For the workspace file system directories the new Lustre feature Progressive File Layouts has been used to define file striping parameters. This means that the stripe count is adapted if the file size is growing. In normal cases users no longer need to adapt file striping parameters in case they have very huge files or in order to reach better performance.

New group membership for users of University of Stuttgart

For users of University of Stuttgart the group membership has usually changed and the owning group for all data below $HOME and the old $WORK has been changed accordingly. This means that the virtual path to $HOME (/home/ORG/GROUP/USER) has changed, too.

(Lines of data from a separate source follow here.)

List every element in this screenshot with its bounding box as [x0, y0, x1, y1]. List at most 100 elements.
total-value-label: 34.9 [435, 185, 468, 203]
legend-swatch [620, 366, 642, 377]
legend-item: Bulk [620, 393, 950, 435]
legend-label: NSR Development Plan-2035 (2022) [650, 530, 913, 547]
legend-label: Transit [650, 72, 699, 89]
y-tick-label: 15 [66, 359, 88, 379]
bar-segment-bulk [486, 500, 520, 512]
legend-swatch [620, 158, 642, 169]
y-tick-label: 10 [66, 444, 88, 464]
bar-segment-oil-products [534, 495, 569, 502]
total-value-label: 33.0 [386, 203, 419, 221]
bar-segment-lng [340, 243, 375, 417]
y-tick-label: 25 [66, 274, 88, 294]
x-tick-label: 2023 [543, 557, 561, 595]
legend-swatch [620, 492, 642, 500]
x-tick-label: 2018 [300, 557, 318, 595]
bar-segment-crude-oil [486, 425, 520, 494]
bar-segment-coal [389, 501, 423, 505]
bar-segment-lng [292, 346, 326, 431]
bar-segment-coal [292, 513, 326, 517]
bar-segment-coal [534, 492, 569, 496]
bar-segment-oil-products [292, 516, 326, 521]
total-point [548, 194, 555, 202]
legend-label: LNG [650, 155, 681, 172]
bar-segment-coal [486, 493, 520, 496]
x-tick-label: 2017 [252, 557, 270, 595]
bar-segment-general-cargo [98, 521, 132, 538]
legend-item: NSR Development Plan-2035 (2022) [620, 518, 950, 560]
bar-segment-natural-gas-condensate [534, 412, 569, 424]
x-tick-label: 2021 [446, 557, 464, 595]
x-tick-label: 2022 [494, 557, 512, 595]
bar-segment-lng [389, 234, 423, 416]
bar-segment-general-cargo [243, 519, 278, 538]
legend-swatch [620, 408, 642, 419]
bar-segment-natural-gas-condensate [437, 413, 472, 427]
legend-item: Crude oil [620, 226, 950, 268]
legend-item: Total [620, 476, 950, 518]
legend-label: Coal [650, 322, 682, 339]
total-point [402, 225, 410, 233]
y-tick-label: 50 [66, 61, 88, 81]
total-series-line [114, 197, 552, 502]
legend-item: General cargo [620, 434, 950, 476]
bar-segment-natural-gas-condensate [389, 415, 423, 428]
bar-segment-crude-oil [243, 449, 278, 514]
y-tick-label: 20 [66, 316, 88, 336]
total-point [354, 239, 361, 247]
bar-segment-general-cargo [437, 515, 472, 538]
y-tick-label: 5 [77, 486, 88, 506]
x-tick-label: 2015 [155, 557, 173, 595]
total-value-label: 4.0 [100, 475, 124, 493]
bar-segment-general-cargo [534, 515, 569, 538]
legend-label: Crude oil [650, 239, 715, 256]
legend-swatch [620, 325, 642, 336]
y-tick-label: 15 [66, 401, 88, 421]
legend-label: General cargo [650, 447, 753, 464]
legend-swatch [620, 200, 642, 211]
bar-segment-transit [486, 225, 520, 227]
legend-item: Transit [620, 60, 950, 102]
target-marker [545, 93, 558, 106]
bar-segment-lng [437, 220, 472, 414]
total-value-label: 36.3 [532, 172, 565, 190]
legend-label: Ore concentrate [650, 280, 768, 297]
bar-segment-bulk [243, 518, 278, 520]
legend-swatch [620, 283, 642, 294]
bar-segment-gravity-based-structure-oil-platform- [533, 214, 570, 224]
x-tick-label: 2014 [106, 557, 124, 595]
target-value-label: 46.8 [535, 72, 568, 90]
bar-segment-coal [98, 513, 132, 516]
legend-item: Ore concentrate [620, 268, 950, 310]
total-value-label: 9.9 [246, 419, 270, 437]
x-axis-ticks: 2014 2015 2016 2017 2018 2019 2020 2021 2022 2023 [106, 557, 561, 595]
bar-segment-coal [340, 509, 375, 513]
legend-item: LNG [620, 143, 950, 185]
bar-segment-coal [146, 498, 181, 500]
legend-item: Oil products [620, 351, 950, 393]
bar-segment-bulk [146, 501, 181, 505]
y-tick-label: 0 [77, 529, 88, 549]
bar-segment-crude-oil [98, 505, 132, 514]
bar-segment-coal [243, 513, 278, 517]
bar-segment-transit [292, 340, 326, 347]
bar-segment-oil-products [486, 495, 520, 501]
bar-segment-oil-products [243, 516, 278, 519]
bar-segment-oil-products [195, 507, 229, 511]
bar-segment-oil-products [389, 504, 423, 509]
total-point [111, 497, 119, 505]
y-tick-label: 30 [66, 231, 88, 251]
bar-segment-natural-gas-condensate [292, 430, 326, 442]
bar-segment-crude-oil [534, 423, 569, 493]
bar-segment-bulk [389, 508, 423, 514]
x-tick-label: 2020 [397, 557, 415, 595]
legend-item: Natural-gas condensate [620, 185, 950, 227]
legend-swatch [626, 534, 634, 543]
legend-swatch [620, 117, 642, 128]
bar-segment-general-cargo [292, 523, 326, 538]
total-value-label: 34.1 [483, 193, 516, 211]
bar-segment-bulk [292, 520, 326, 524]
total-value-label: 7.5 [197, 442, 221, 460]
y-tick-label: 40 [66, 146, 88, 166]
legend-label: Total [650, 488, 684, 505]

However, if you use environment variables (for example $HOME) in your scripts (which is recommended) nothing needs to be done. Otherwise you have to change your scripts accordingly.

Hints for migration of $WORK data

Workspaces should be used instead of $WORK. Advantages of workspaces are a clear deletion policy and the ability to restore data from expired workspaces for few weeks. The old $WORK will be mounted in read-only mode for 4 weeks. If data on $WORK is still needed it has to be migrated by the users. Example for the migration to a workspace:

# create a new workspace
$ ws_allocate newwork 60
# define environment variable for old WORK
OLDWORK=$WORK
# define environment variable for workspace
WORK=$(ws_find newwork)
# Copy the data with rsync
rsync -a -A $OLDWORK/ $WORK/

Of course, if only a part of your old $WORK is needed you should only copy that part. As shown above you can redefine the WORK environment variable. For example, such a definition could be added to old scripts and then no further change on the script should be required.

The environment variable $WORK will exist and is set after login while the old $WORK file system is mounted during the next 4 weeks. Afterwards it will no longer exist or point to an empty string.

LSDF Online Storage

The LSDF Online Storage is now directly mounted on the Login- and Datamover-Nodes. Furthermore it can be used on the compute nodes during the job runtime with the constraint flag "LSDF" of the slurm batch system.

$TMP

All nodes of bwUniCluster 2.0 now have fast SSDs as fast local storage devices. These are especially useful if you have lots of small files or if you are doing random I/O operations (huge IOPS numbers) and if the data is only needed on the local node during the job runtime.

BeeOND (BeeGFS On-Demand)

Users now have possibility to request a private BeeOND (BeeGFS) parallel filesystem for each job with the constraint flag "BEEOND" of the slurm batch system. The file system is created during job startup and purged after your job. This is especially useful if you are doing huge amounts of I/O and/or if your I/O is not very efficient since there is no impact on the global Lustre file systems. However, you have to copy input data to this file system after job start and you have to copy data to a globally visible file system before the job completes.